Etrigan – The Demon – is a long-standing favourite character of mine. Imprisoned by Merlin in an unwilling human host, allowed to emerge only in direst emergency, he’s enjoyably amoral and cruel here, and Neves gives him a splendid feral, imposing visual presence.
Newer favourites include Cornell’s re-imagining of The Shining Knight (an ancient and rather silly DC character) as an ambiguously gendered grail-quester, and Exoristos (a new creation, as far as I know) who’s an exiled Amazon with an entertaining line in contemptuous puzzlement at the wider world. All of the banter between these eccentrics is lively and slick, albeit with a modern vibe to it that’s not entirely in keeping with the setting. Witness probably the best line here: ‘Let’s do what we always do … We find the source of the problem and we throw dragons at it.’
There’s a whole lot of entertaining invention in the incidental detail too. Those dragons, for example. They come in two varieties: true dragons, which are dinosaurs, some of which wield swords or breathe fire; and heraldic dragons, which are gigantic mechanical constructs packed with warriors. There’s also the Mobile Palace of the Questing Queen, which is mobile because it’s strapped to the back of a titanic sauropod dinosaur. This all qualifies as good fun, if you ask me.

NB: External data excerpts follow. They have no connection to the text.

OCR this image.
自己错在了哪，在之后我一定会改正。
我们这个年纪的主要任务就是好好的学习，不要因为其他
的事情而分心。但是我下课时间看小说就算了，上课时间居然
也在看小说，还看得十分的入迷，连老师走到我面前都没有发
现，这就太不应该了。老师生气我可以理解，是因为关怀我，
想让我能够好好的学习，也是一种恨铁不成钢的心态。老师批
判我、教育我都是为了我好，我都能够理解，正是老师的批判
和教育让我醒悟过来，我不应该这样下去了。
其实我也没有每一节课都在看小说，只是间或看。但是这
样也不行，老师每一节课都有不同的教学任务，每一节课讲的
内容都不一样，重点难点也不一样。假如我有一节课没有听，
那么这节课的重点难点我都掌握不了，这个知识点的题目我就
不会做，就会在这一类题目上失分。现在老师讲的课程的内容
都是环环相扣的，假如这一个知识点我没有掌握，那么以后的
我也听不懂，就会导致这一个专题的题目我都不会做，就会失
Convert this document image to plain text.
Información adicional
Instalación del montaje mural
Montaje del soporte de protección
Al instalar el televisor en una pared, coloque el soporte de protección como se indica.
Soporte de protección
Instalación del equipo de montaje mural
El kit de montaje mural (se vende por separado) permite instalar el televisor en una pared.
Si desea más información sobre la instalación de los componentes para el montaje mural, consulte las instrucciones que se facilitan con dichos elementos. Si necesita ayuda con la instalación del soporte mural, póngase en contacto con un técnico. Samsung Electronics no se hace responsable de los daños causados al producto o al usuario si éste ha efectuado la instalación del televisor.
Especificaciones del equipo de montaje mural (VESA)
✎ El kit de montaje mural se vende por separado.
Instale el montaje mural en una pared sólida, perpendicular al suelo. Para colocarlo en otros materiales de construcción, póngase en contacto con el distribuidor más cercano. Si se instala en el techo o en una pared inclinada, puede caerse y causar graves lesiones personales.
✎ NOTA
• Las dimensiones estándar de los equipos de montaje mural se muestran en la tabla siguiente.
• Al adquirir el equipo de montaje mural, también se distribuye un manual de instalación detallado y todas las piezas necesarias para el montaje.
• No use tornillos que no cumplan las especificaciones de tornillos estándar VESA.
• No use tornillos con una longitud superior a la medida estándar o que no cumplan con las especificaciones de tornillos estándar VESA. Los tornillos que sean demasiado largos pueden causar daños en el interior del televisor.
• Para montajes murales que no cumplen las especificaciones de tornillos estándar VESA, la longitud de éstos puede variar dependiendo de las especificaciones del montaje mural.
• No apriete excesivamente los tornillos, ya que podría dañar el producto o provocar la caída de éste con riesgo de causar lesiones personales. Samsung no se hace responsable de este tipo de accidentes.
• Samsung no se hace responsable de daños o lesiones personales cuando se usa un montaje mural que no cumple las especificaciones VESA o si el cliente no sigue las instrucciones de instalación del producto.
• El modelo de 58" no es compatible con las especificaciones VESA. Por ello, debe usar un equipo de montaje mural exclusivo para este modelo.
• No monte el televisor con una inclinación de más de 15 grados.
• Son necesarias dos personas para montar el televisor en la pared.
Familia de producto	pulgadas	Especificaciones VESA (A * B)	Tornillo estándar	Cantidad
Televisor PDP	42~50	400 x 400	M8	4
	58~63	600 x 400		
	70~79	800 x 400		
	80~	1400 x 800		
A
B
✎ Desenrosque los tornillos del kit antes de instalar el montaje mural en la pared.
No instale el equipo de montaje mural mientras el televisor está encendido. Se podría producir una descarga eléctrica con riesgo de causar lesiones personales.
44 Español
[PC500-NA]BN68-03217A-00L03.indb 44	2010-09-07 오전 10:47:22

There’s a dark quality to the book too, though. There’s quite a lot of blood. Children are killed. There are betrayals, and some decidedly unheroic heroes (as well as some more traditionally heroic ones). The contrast between this grimmer material and the lighter, quippy veneer that’s laid over it could be jarring, but on the whole I think writer and artist get away with it. For what it’s worth, my feeling is that the darkness is closer to the heart of the book’s intent; it’s clearly meant to be fun and entertaining – and it is – but there’s a persistent underlying sense that they were called the ‘Dark’ Ages for a reason.
Now, I’m going to flirt with some mild spoilerage here, because I want to talk about endings. As I said, this is Seven Samurai/The Magnificent Seven, both of which nail the landing of bittersweet, elegiac, compromised victories.
Without getting into detail, Demon Knights goes for something broadly similar. It would be impossible, in the space available, for Cornell to set the stage for anything as potent and layered as the films achieve. That said, he gets his thematic pieces pretty effectively lined up, and the last page punchline more or less hits the target.
The endings of those two classic films work as they do in large part because of the sacrifice made, the price paid, by the seven ‘heroes’. Several of them die, in short. That’s crucial, especially in the Japanese original, for all kinds of reasons. Too many to get into here, so I’ll just offer two by way of illustration.
First, the self-sacrifice of the heroes is, in a sense, redemptive; not so much of them as individuals but of their kind. They have more in common with the bad guys than with the villagers they are defending. By laying down their lives, they partially atone for the suffering endured by the ‘common’ folk at the hands of men like them.
Second, the death of most of the heroes (and pretty much all the bad guys) is central to the notion of the villagers as the long-term winners, the true survivors. After the fighting, they – most of them – return to the fields, and to the stubbornly persistent cycle of rural life, while the Seven are either dead, bereaved or doomed to a continuing rootless, almost valueless, existence.
Here’s the thing (and the spoiler), though, and this is observation rather than complaint: in Demon Knights, the ultimate price can’t be paid by the Seven, because they’re the main characters (or, more relevantly, corporate intellectual properties) in an ongoing series. Instead, in effect, it’s paid by the villagers. The Demon Knights buy their victory with some bumps and bruises and a bit of upset; not with their own lives, but with those of the villagers, and with the fabric of their homes.
This gives the ending a different tone, even though it’s structurally quite similar to that of the movies. It’s further complicated by the fact that at least a couple of the seven ‘heroes’ are responsible for acts that are self-evidently villainous/murderous, and they escape entirely unpunished for these. (Another one of them does engage in some redemptive self-sacrifice, actually, but it’s neither terminal nor decisive).
Beneath the surface fun and quips, then, there’s a certain nihilistic bleakness to Demon Knights for me, which contrasts with the oddly uplifting melancholy the movies ultimately fashion from very similar material. I’m not at all sure if it was intended to come across like that; it might just be me overthinking and being over-sensitive.
Anyway, bottom line: good comic. In fact, the more I’ve thought about it since reading it, the more I’ve come to look forward to the next chapter, so I’ll say: very good comic. Fun. You should buy it and read it and enjoy it, in my jolly humble opinion.